MEHMET: (şaşkın) Banunur?
Banunur ona sarılır. O sırada nöbetçi gider ve çiftleri yalnız bırakır.
BANUNUR: (büyük hasret ve aşkla) geldim, sevdiğim, geldim, yiğidim.
MEHMET: (sevinçle) sen, sen nasıl geldin. Aman Allah’ım bu gerçek mi?
BANUNUR: (heyecanlı) babamla konuşacağım. Seni buradan kurtarıp evleneceğiz.
MEHMET: (gülümsüyor) çok mutluyum. Her şey o kadar güzel ki… Hiçbir şeyi sorgulayacak değilim.
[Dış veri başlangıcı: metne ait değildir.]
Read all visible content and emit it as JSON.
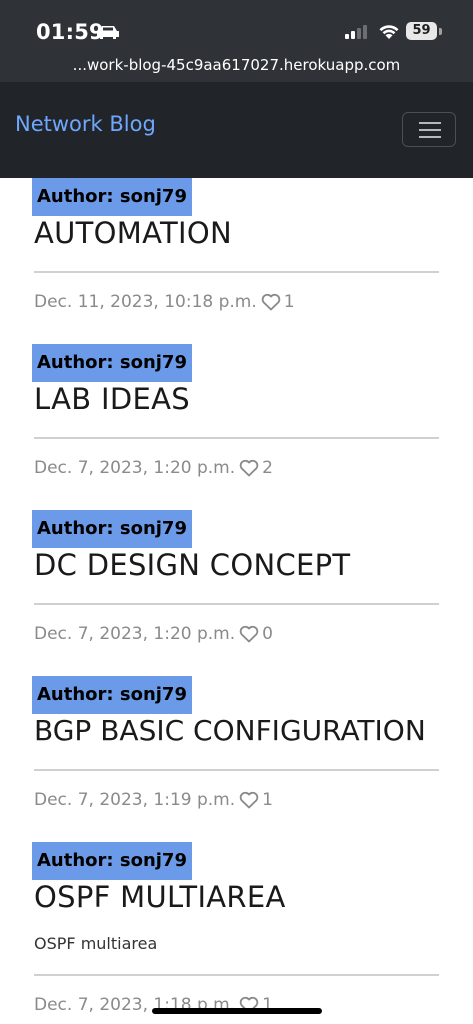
{
  "status_bar": {
    "time": "01:59",
    "battery": "59",
    "url": "...work-blog-45c9aa617027.herokuapp.com"
  },
  "navbar": {
    "brand": "Network Blog",
    "brand_color": "#6ea8fe",
    "toggler_icon": "hamburger-icon"
  },
  "posts": [
    {
      "author": "Author: sonj79",
      "title": "AUTOMATION",
      "excerpt": "",
      "date": "Dec. 11, 2023, 10:18 p.m.",
      "likes": "1"
    },
    {
      "author": "Author: sonj79",
      "title": "LAB IDEAS",
      "excerpt": "",
      "date": "Dec. 7, 2023, 1:20 p.m.",
      "likes": "2"
    },
    {
      "author": "Author: sonj79",
      "title": "DC DESIGN CONCEPT",
      "excerpt": "",
      "date": "Dec. 7, 2023, 1:20 p.m.",
      "likes": "0"
    },
    {
      "author": "Author: sonj79",
      "title": "BGP BASIC CONFIGURATION",
      "excerpt": "",
      "date": "Dec. 7, 2023, 1:19 p.m.",
      "likes": "1"
    },
    {
      "author": "Author: sonj79",
      "title": "OSPF MULTIAREA",
      "excerpt": "OSPF multiarea",
      "date": "Dec. 7, 2023, 1:18 p.m.",
      "likes": "1"
    }
  ],
  "colors": {
    "author_badge": "#6b9be8",
    "navbar_bg": "#212529"
  },
  "icons": {
    "like": "heart-outline-icon"
  }
}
BANUNUR: (sevinçle) merak etme, her şey çok güzel olacak!
Sarılırlar.
*** *** ***
Sahne fon müziği: www.youtube.com/watch?v=IYU3D8PKxgU
İSTANBUL… Gece Yavuz Sultan Selim odasında uyurken odaya birkaç siyah maskeli adam girer. Ve Sultan uyanıp onları fark edene kadar onlar kalın bir iple ona saldırırlar. Taraflar arasında büyük arbede yaşanır ve sonda Sultan Selim çabalayarak mücadele verir. O sırada maskelilerin arkasında babası yaşlı Sultan Beyazıt görünür. Yavuz Sultan Selim şaşkın gözlerle babasına bakarken maskeliler onu boğar ve Sultan rüyadan uyanır…
YAVUZ SULTAN SELİM: (korkmuş ve tedirgin) aman Allah’ım, bu nasıl bir rüya idi böyle. Neden babam beni öldürtmeye kalktı? Neler oluyor? Benim bu kâbusu biran önce çözmem lazım. Eminim bu rüya bir şeye işaret ediyor.
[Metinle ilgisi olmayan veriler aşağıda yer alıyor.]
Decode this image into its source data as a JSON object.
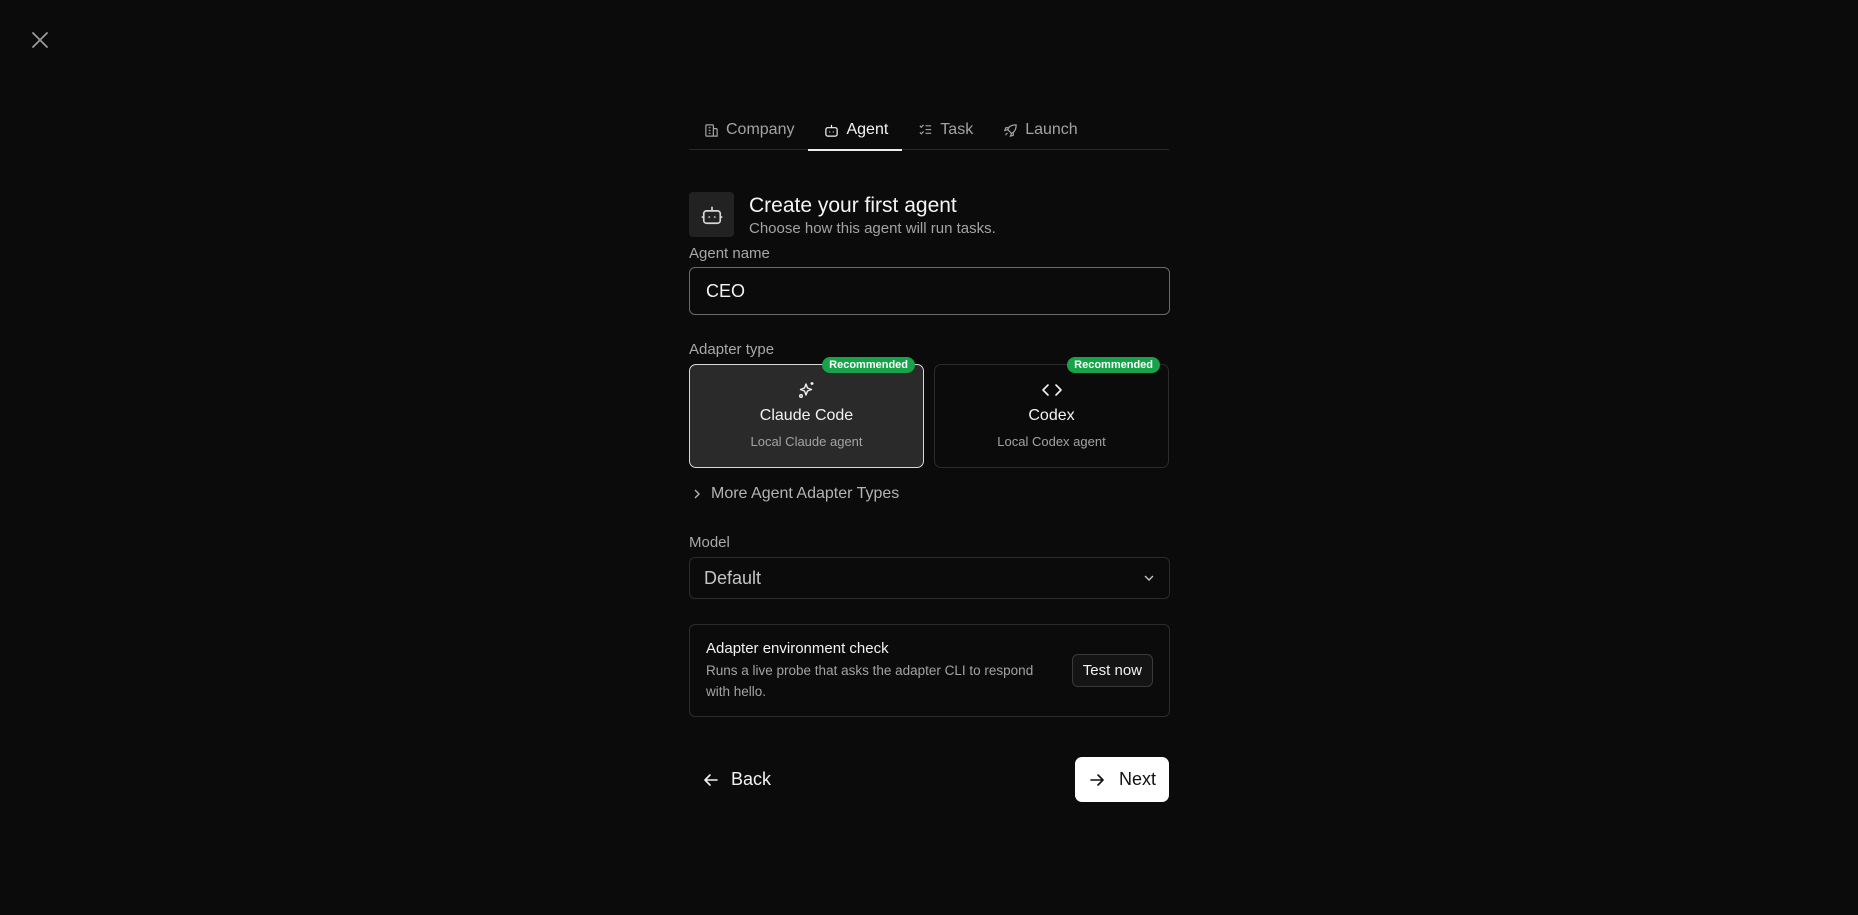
{
  "tabs": [
    {
      "label": "Company",
      "icon": "building-icon"
    },
    {
      "label": "Agent",
      "icon": "bot-icon",
      "active": true
    },
    {
      "label": "Task",
      "icon": "list-checks-icon"
    },
    {
      "label": "Launch",
      "icon": "rocket-icon"
    }
  ],
  "header": {
    "title": "Create your first agent",
    "subtitle": "Choose how this agent will run tasks."
  },
  "agent_name": {
    "label": "Agent name",
    "value": "CEO"
  },
  "adapter": {
    "label": "Adapter type",
    "options": [
      {
        "name": "Claude Code",
        "desc": "Local Claude agent",
        "badge": "Recommended",
        "icon": "sparkles-icon",
        "selected": true
      },
      {
        "name": "Codex",
        "desc": "Local Codex agent",
        "badge": "Recommended",
        "icon": "code-icon",
        "selected": false
      }
    ],
    "more_label": "More Agent Adapter Types"
  },
  "model": {
    "label": "Model",
    "value": "Default"
  },
  "env_check": {
    "title": "Adapter environment check",
    "desc": "Runs a live probe that asks the adapter CLI to respond with hello.",
    "button": "Test now"
  },
  "footer": {
    "back": "Back",
    "next": "Next"
  },
  "colors": {
    "badge": "#16a34a",
    "background": "#0b0b0b",
    "accent": "#ffffff"
  }
}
Telaşlı halde yerinden kalkarak yanındaki küçük sehpa üzerindeki su bardağından su içer.
*** *** ***
Sahne fon müziği: www.youtube.com/watch?v=RTtpsjXj618
ERDEBİL… Sabah saatlerinde Banunur konakta babasıyla konuşuyor.
BANUNUR: (sinirli) beni anlamıyorsun, baba. Ben Mehmet’e aşığım ve ne olur olsun onunla evlenmek istiyorum…
Babası kızgın şekilde bakar ve elindeki tespihini çevirir…
HAYDAR AĞA: (sinirli) ben bir Osmanlı casusuna kız vermem!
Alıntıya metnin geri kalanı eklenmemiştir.